When the housing market was strong, and steady and predictable home appreciation almost always assured, getting a refinance loan for most home borrowers was easy.  Here in Chicago, for many of our clients, buying the home with both and a first and second mortgage, to avoid hefty Private Mortgage Insurance charges, and then quickly refinancing into an attractive-rate fixed or adjustable rate loan for the combined loan value, was common.

Now, this is a bit tougher!   Many borrowers, now facing high adjustable rate loan resets, are having trouble shedding the original loan through a refinance.

Let's say, for example, you purchased your home a few years ago for $325,000.  In order to buy, you took out a $260,000 first mortgage loan, plus an immediate second mortgage loan, at a higher rate, for an additional $32,500.  PMI was avoided since your loan to value on the first loan was 80%.  Since you took out an immediate second mortgage, your actual loan-to-value, in total, was 90%.  For this exercise, let's assume the property now appraises at $335,000 - 3% higher than when the house was purchased.

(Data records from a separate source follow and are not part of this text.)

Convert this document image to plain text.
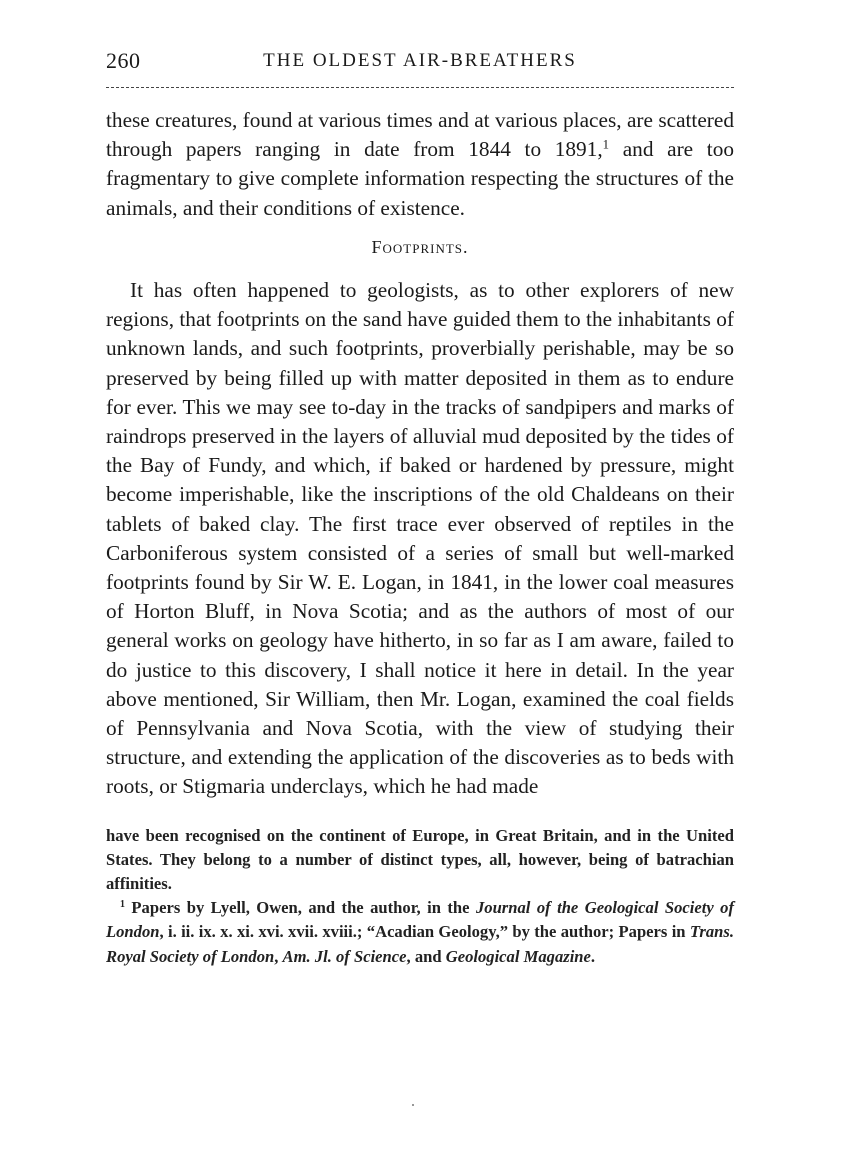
260	THE OLDEST AIR-BREATHERS

these creatures, found at various times and at various places, are scattered through papers ranging in date from 1844 to 1891,$^1$ and are too fragmentary to give complete information respecting the structures of the animals, and their conditions of existence.

Footprints.

It has often happened to geologists, as to other explorers of new regions, that footprints on the sand have guided them to the inhabitants of unknown lands, and such footprints, proverbially perishable, may be so preserved by being filled up with matter deposited in them as to endure for ever. This we may see to-day in the tracks of sandpipers and marks of raindrops preserved in the layers of alluvial mud deposited by the tides of the Bay of Fundy, and which, if baked or hardened by pressure, might become imperishable, like the inscriptions of the old Chaldeans on their tablets of baked clay. The first trace ever observed of reptiles in the Carboniferous system consisted of a series of small but well-marked footprints found by Sir W. E. Logan, in 1841, in the lower coal measures of Horton Bluff, in Nova Scotia; and as the authors of most of our general works on geology have hitherto, in so far as I am aware, failed to do justice to this discovery, I shall notice it here in detail. In the year above mentioned, Sir William, then Mr. Logan, examined the coal fields of Pennsylvania and Nova Scotia, with the view of studying their structure, and extending the application of the discoveries as to beds with roots, or Stigmaria underclays, which he had made

have been recognised on the continent of Europe, in Great Britain, and in the United States. They belong to a number of distinct types, all, however, being of batrachian affinities.

$^1$ Papers by Lyell, Owen, and the author, in the Journal of the Geological Society of London, i. ii. ix. x. xi. xvi. xvii. xviii.; “Acadian Geology,” by the author; Papers in Trans. Royal Society of London, Am. Jl. of Science, and Geological Magazine.
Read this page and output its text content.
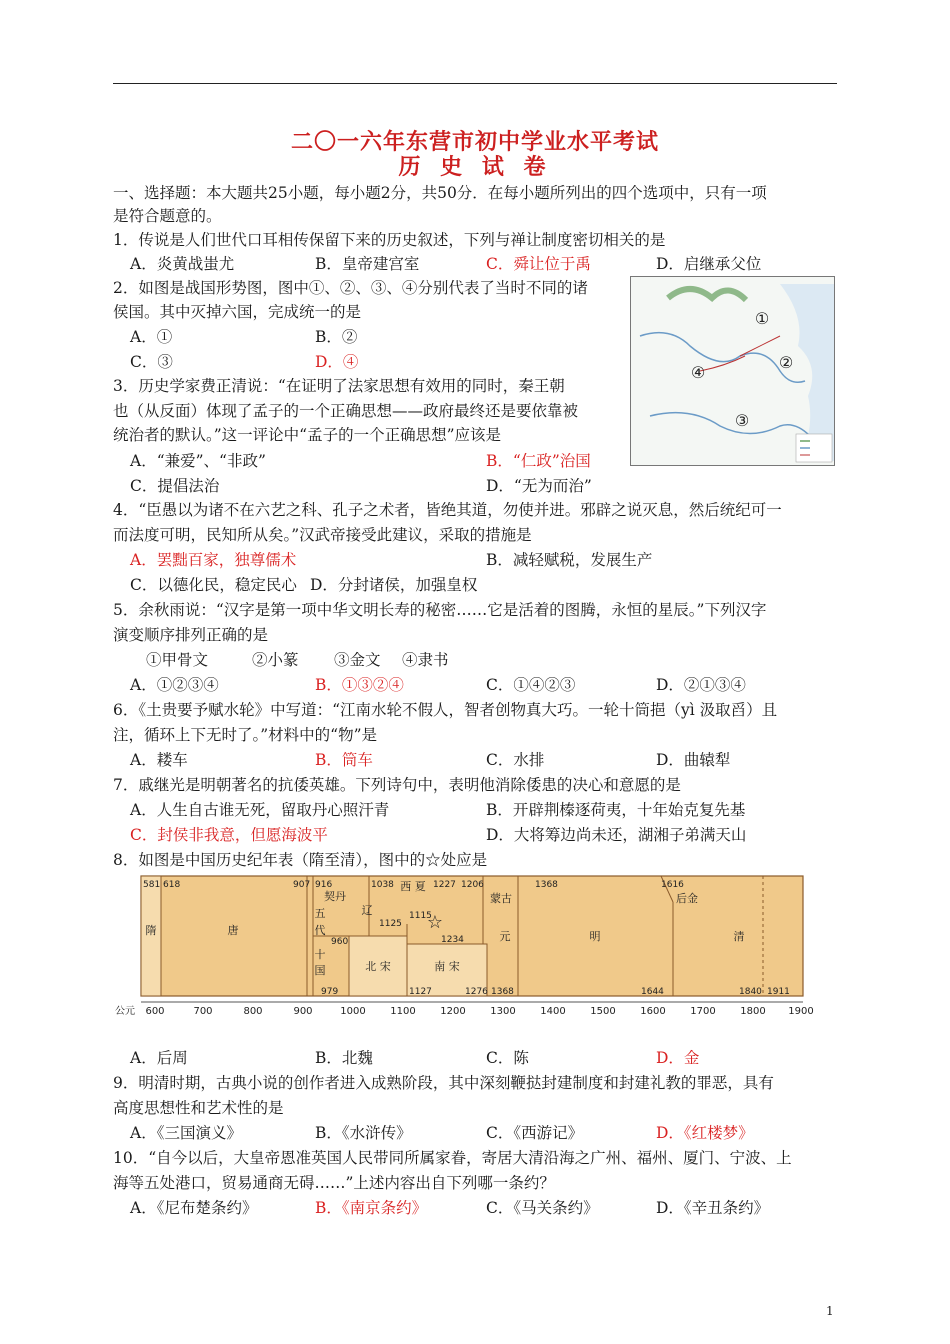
二〇一六年东营市初中学业水平考试
历 史 试 卷
一、选择题：本大题共25小题，每小题2分，共50分．在每小题所列出的四个选项中，只有一项
是符合题意的。
1．传说是人们世代口耳相传保留下来的历史叙述，下列与禅让制度密切相关的是
A．炎黄战蚩尤	B．皇帝建宫室	C．舜让位于禹	D．启继承父位
2．如图是战国形势图，图中①、②、③、④分别代表了当时不同的诸
侯国。其中灭掉六国，完成统一的是
A．①	B．②
C．③	D．④
3．历史学家费正清说：“在证明了法家思想有效用的同时，秦王朝
也（从反面）体现了孟子的一个正确思想——政府最终还是要依靠被
统治者的默认。”这一评论中“孟子的一个正确思想”应该是
A．“兼爱”、“非政”	B．“仁政”治国
C．提倡法治	D．“无为而治”
4．“臣愚以为诸不在六艺之科、孔子之术者，皆绝其道，勿使并进。邪辟之说灭息，然后统纪可一
而法度可明，民知所从矣。”汉武帝接受此建议，采取的措施是
A．罢黜百家，独尊儒术	B．减轻赋税，发展生产
C．以德化民，稳定民心 D．分封诸侯，加强皇权
5．余秋雨说：“汉字是第一项中华文明长寿的秘密……它是活着的图腾，永恒的星辰。”下列汉字
演变顺序排列正确的是
①甲骨文	②小篆 ③金文 ④隶书
A．①②③④	B．①③②④	C．①④②③	D．②①③④
6．《土贵要予赋水轮》中写道：“江南水轮不假人，智者创物真大巧。一轮十筒挹（yì 汲取舀）且
注，循环上下无时了。”材料中的“物”是
A．耧车	B．筒车	C．水排	D．曲辕犁
7．戚继光是明朝著名的抗倭英雄。下列诗句中，表明他消除倭患的决心和意愿的是
A．人生自古谁无死，留取丹心照汗青	B．开辟荆榛逐荷夷，十年始克复先基
C．封侯非我意，但愿海波平	D．大将筹边尚未还，湖湘子弟满天山
8．如图是中国历史纪年表（隋至清），图中的☆处应是
公元 600	700	800	900	1000 1100 1200 1300 1400 1500 1600 1700 1800 1900
隋	唐
五
代
十
国
契丹
辽
北 宋
西 夏
蒙古
南 宋
元	明
后金
清
581 618	907 916	1038	1227 1206	1368	1616
960
1125
1115
1234
979	1127	1276 1368	1644	1840 1911
☆
A．后周	B．北魏	C．陈	D．金
9．明清时期，古典小说的创作者进入成熟阶段，其中深刻鞭挞封建制度和封建礼教的罪恶，具有
高度思想性和艺术性的是
A．《三国演义》	B．《水浒传》	C．《西游记》	D．《红楼梦》
10．“自今以后，大皇帝恩准英国人民带同所属家眷，寄居大清沿海之广州、福州、厦门、宁波、上
海等五处港口，贸易通商无碍……”上述内容出自下列哪一条约？
A．《尼布楚条约》	B．《南京条约》	C．《马关条约》	D．《辛丑条约》
①
②
③
④
1
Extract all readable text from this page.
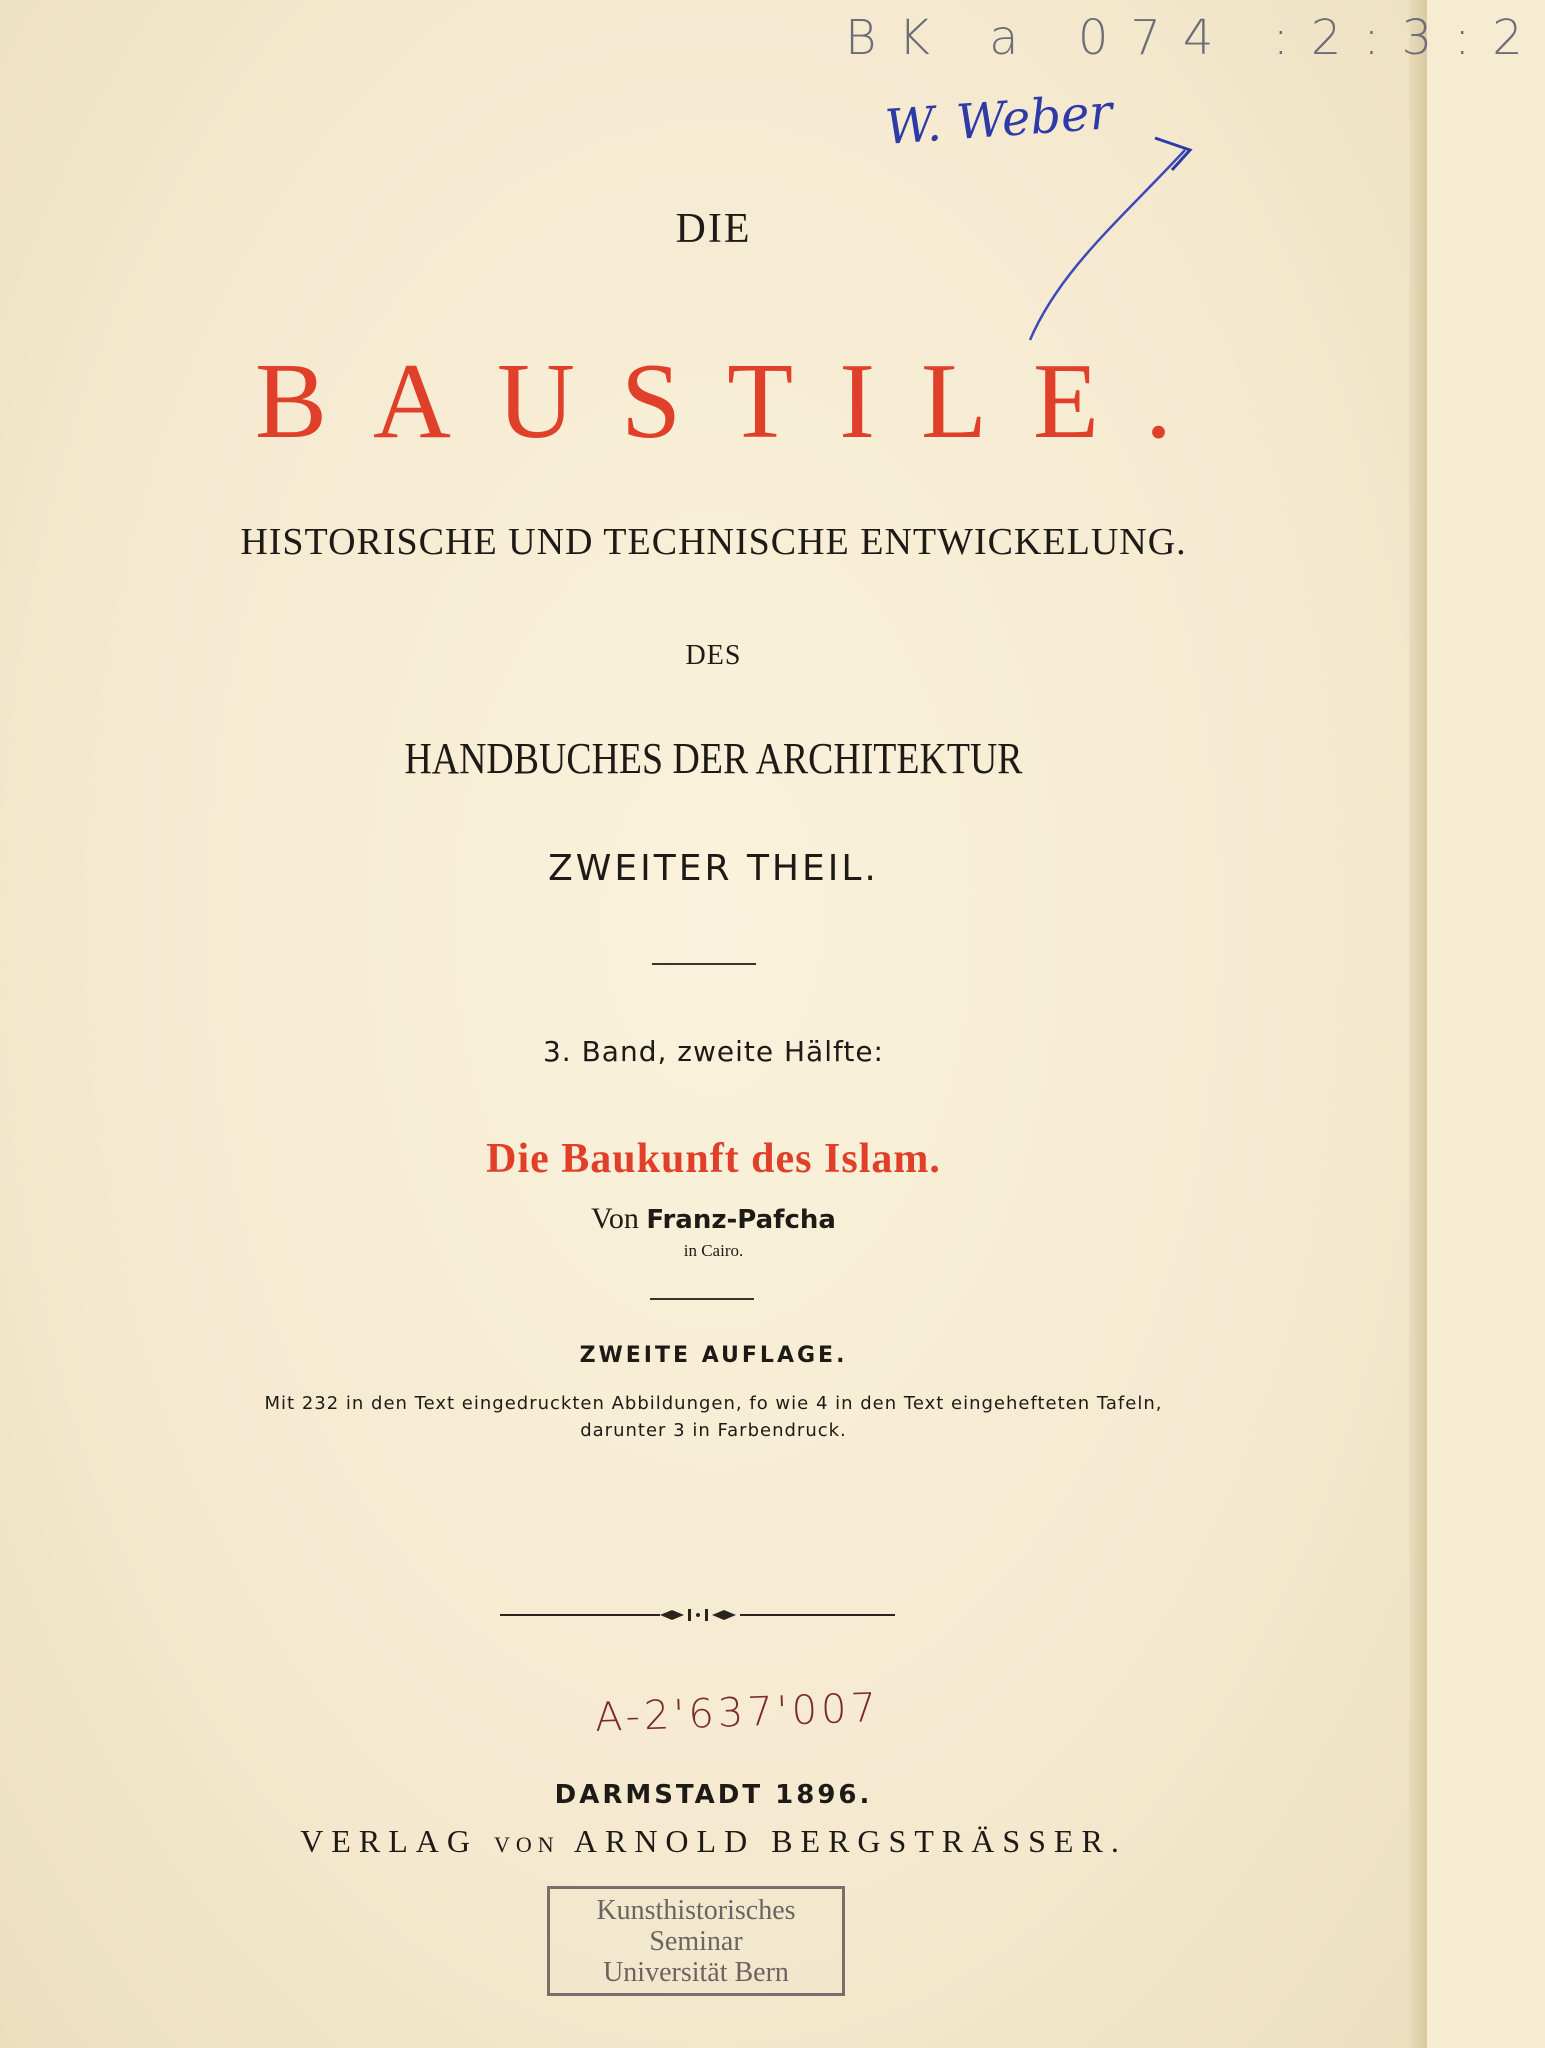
BK a 074 :2:3:2
W. Weber
DIE
BAUSTILE.
HISTORISCHE UND TECHNISCHE ENTWICKELUNG.
DES
HANDBUCHES DER ARCHITEKTUR
ZWEITER THEIL.
3. Band, zweite Hälfte:
Die Baukunft des Islam.
Von Franz-Pafcha
in Cairo.
ZWEITE AUFLAGE.
Mit 232 in den Text eingedruckten Abbildungen, fo wie 4 in den Text eingehefteten Tafeln,
darunter 3 in Farbendruck.
A-2'637'007
DARMSTADT 1896.
VERLAG VON ARNOLD BERGSTRÄSSER.
Kunsthistorisches
Seminar
Universität Bern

Assuming your current mortgage balance is $258,000 on the first loan, your lender is eager to grant you a refinance loan since the new LTV for that loan alone will be 77%.  But adding the second mortgage, most likely still at $32,500 if it was an interest only loan, brings your total LTV, for both loans, to over 86%.

The lender holding the SECOND mortgage, seeing increased risk if the property declines in the future, may be unwilling to subordinate their loan to the larger, new first mortgage.

One major mortgage lender, National City Bank of Cleveland OH, on February 18th, sent out a directive to its loan officers nationwide not to subordinate second mortgage loans unless the FIRST mortgage was also with National City.  Other banks are likely to follow their lead.

There is a business reason for their decision.

When a bank agrees to subordinate their loan, they are placing themselves in second position in the event of a borrower's default, should foreclosure occur.  Should property values decline, and the borrower stops paying on his loan, and cannot sell his property, the first lender would get the lion's share of the foreclosure proceeds should the property revert to the bank.  Typically, the second lender gets pennies on the dollar for their loan!

Independent Loan Originator Joseph Liberto. of Intermediate Mortgage of Ijamsville MD, vehemently disagrees with National City Bank's Position.  "Our [federal and state] governments are trying to help people facing big payment increases, and we've got lenders refusing to cooperate -- even when it makes sense for everyone involved," complains Liberto.

One option available to some borrowers is to refinance with enough cash out to pay back the original first AND SECOND mortgages.  But many cash-out loans are getting tougher to come by, and their rates may be substantially higher.